= Emma Crow =

American writer

Emma Crow (April 3, 1839 - September 15, 1920) was an American author, notable for her lesbian relationship with actress Charlotte Cushman, whose nephew she was persuaded to marry in order to camouflage their relationship.

== Early life ==
Crow was born April 3, 1839, in St. Louis, Missouri. She was the daughter of Wayman Crow, a businessman, politician, philanthropist, and founder of Washington University in St. Louis, and Isabella Buck Conn.

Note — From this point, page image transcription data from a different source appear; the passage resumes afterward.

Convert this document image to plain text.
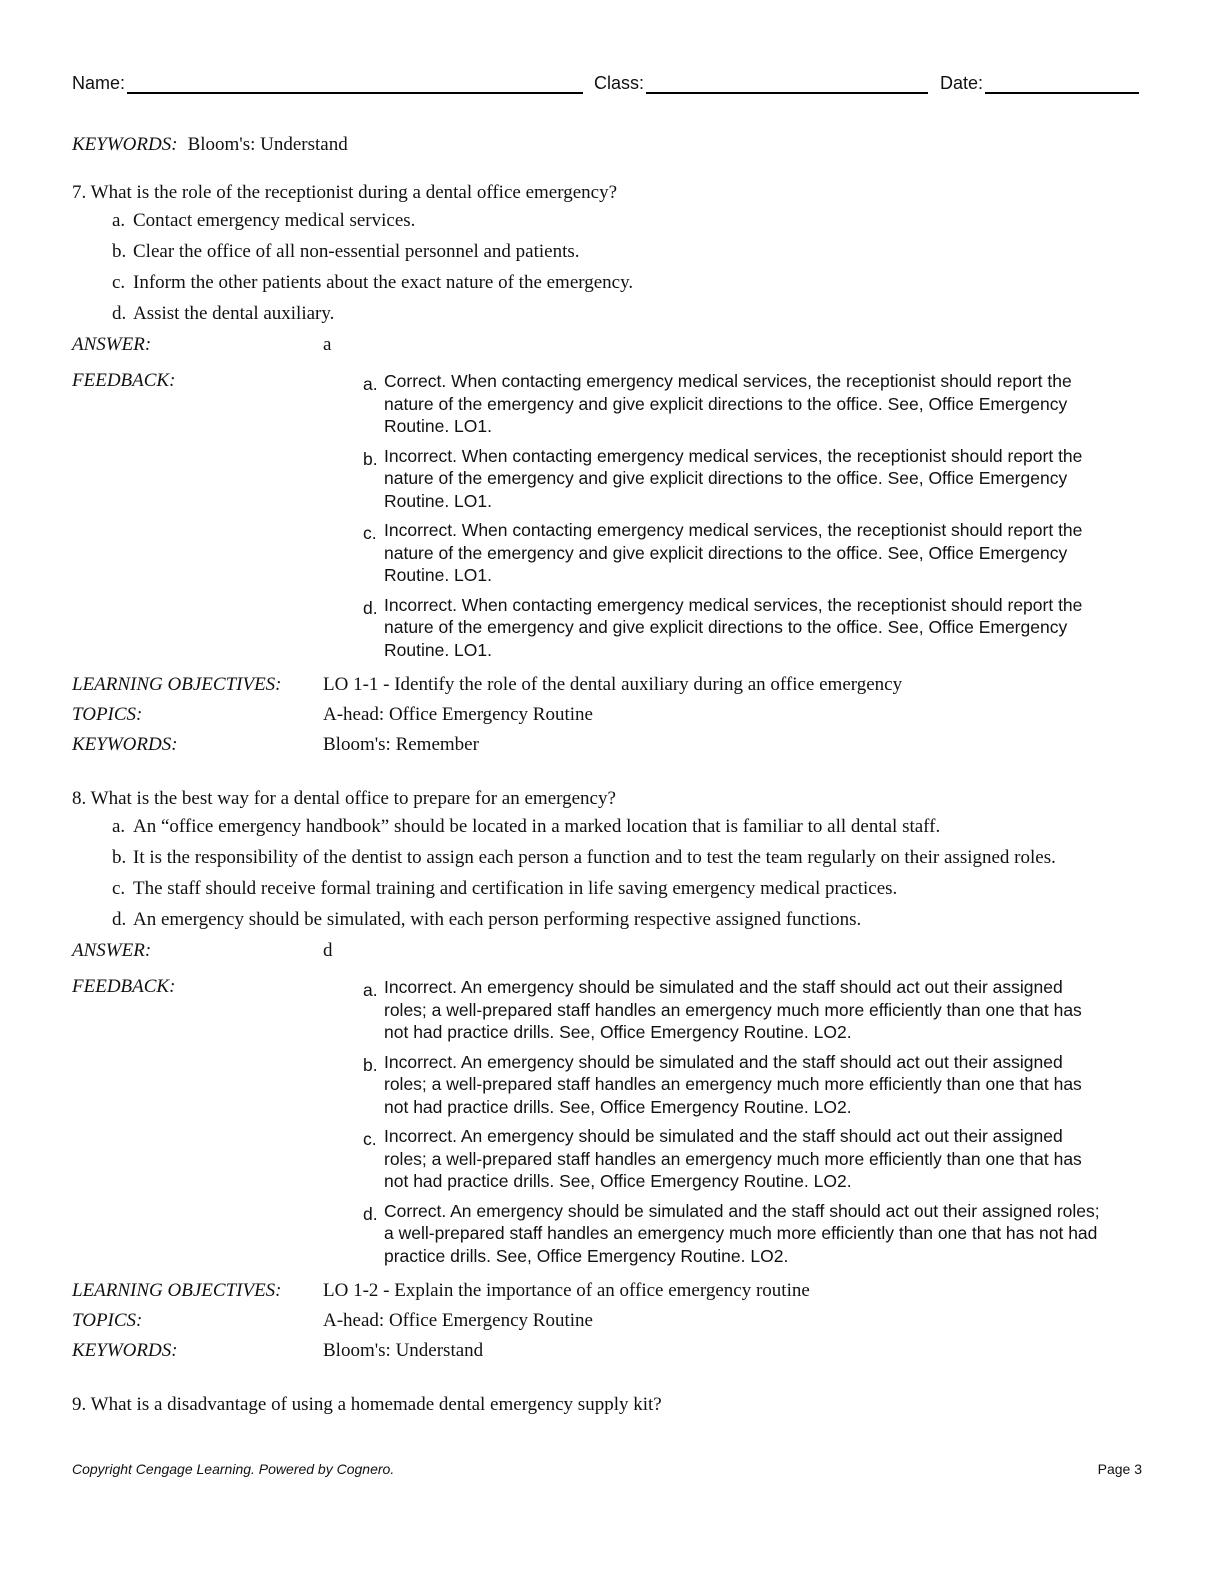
Name:	Class:	Date:
KEYWORDS: Bloom's: Understand
7. What is the role of the receptionist during a dental office emergency?
a. Contact emergency medical services.
b. Clear the office of all non-essential personnel and patients.
c. Inform the other patients about the exact nature of the emergency.
d. Assist the dental auxiliary.
ANSWER:	a
FEEDBACK:	a. Correct. When contacting emergency medical services, the receptionist should report the nature of the emergency and give explicit directions to the office. See, Office Emergency Routine. LO1.
b. Incorrect. When contacting emergency medical services, the receptionist should report the nature of the emergency and give explicit directions to the office. See, Office Emergency Routine. LO1.
c. Incorrect. When contacting emergency medical services, the receptionist should report the nature of the emergency and give explicit directions to the office. See, Office Emergency Routine. LO1.
d. Incorrect. When contacting emergency medical services, the receptionist should report the nature of the emergency and give explicit directions to the office. See, Office Emergency Routine. LO1.
LEARNING OBJECTIVES:	LO 1-1 - Identify the role of the dental auxiliary during an office emergency
TOPICS:	A-head: Office Emergency Routine
KEYWORDS:	Bloom's: Remember
8. What is the best way for a dental office to prepare for an emergency?
a. An “office emergency handbook” should be located in a marked location that is familiar to all dental staff.
b. It is the responsibility of the dentist to assign each person a function and to test the team regularly on their assigned roles.
c. The staff should receive formal training and certification in life saving emergency medical practices.
d. An emergency should be simulated, with each person performing respective assigned functions.
ANSWER:	d
FEEDBACK:	a. Incorrect. An emergency should be simulated and the staff should act out their assigned roles; a well-prepared staff handles an emergency much more efficiently than one that has not had practice drills. See, Office Emergency Routine. LO2.
b. Incorrect. An emergency should be simulated and the staff should act out their assigned roles; a well-prepared staff handles an emergency much more efficiently than one that has not had practice drills. See, Office Emergency Routine. LO2.
c. Incorrect. An emergency should be simulated and the staff should act out their assigned roles; a well-prepared staff handles an emergency much more efficiently than one that has not had practice drills. See, Office Emergency Routine. LO2.
d. Correct. An emergency should be simulated and the staff should act out their assigned roles; a well-prepared staff handles an emergency much more efficiently than one that has not had practice drills. See, Office Emergency Routine. LO2.
LEARNING OBJECTIVES:	LO 1-2 - Explain the importance of an office emergency routine
TOPICS:	A-head: Office Emergency Routine
KEYWORDS:	Bloom's: Understand
9. What is a disadvantage of using a homemade dental emergency supply kit?
Copyright Cengage Learning. Powered by Cognero.	Page 3
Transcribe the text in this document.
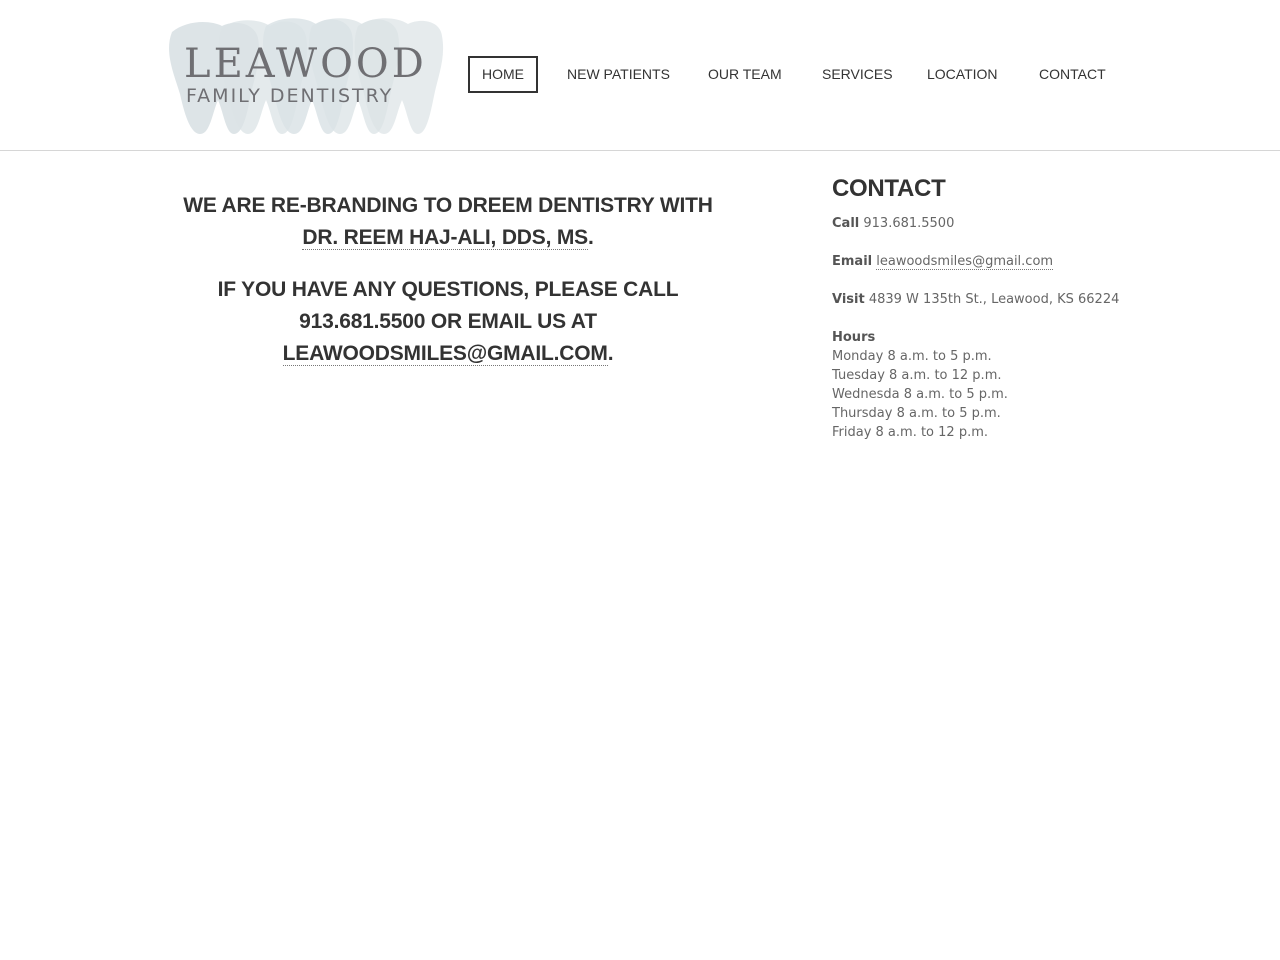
LEAWOOD
FAMILY DENTISTRY
HOME	NEW PATIENTS	OUR TEAM	SERVICES LOCATION	CONTACT
WE ARE RE-BRANDING TO DREEM DENTISTRY WITH
DR. REEM HAJ-ALI, DDS, MS.
IF YOU HAVE ANY QUESTIONS, PLEASE CALL 913.681.5500 OR EMAIL US AT
LEAWOODSMILES@GMAIL.COM.
CONTACT

Call 913.681.5500

Email leawoodsmiles@gmail.com

Visit 4839 W 135th St., Leawood, KS 66224

Hours

Monday 8 a.m. to 5 p.m.

Tuesday 8 a.m. to 12 p.m.

Wednesda 8 a.m. to 5 p.m.

Thursday 8 a.m. to 5 p.m.

Friday 8 a.m. to 12 p.m.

She had three sisters: Cornelia Carr, Mary Emmons, and Isabella Kealhofer as well as one brother, Wayman Crow Jr.

== Career ==
Emma Crow did not pursue her career until later in life when she wrote two books. The first, Insight; a Record of Psychic Experiences: a Series of Questions and Answers Dealing with the World of Facts, and the World of Ideas and the World of Realities Among Death, was published in 1918 and the second, Shadows in the Glass, was published in 1920.

== Personal life ==
Emma Crow met actress Charlotte Cushman in St. Louis, Missouri in 1858. Cushman had come to St. Louis for a two week engagement where she planned to meet Emma’s father, her friend Harriet Hosmer's patron, in order to receive financial advice. Emma saw Cushman as Romeo in Romeo and Juliet and wrote in her diary that she was the “incarnation of the ideal lover”, even though Cushman was twenty-two years her senior. Emma’s father introduced the two women shortly after and for the remainder of Cushman’s engagement Emma stayed in her company. Together they took long rides in the afternoons along the Mississippi and visited in Cushman’s dressing room before her performances. By the time the two weeks were up Cushman was calling Emma her “little lover”. However, Cushman was already “married” to another woman with the same first name, Emma Stebbins. In order to keep Emma (Crow) close to her and her “wife’s” jealousy at bay, Cushman encouraged Emma (Crow) to marry her nephew and adopted son, Ned Cushman. Although Emma’s father was initially hesitant, Cushman convinced him of Ned’s competence and Emma and Ned were married on April 3, 1861. Emma had five boys with Ned: Wayman Crow Cushman, Allerton Seward Cushman, Edwin Charles Cushman, Victor N. Cushman, and Guy Cushman. However, their marriage couldn’t compete with the passion Emma felt for Cushman as they continued to exchange loving letters until Cushman’s death.

== Death ==
Emma Crow Cushman died of pneumonia on September 15, 1920 in Bar Harbor, Maine. She is buried at the Mount Auburn Cemetery in Cambridge, Massachusetts along with her husband and two of her sons.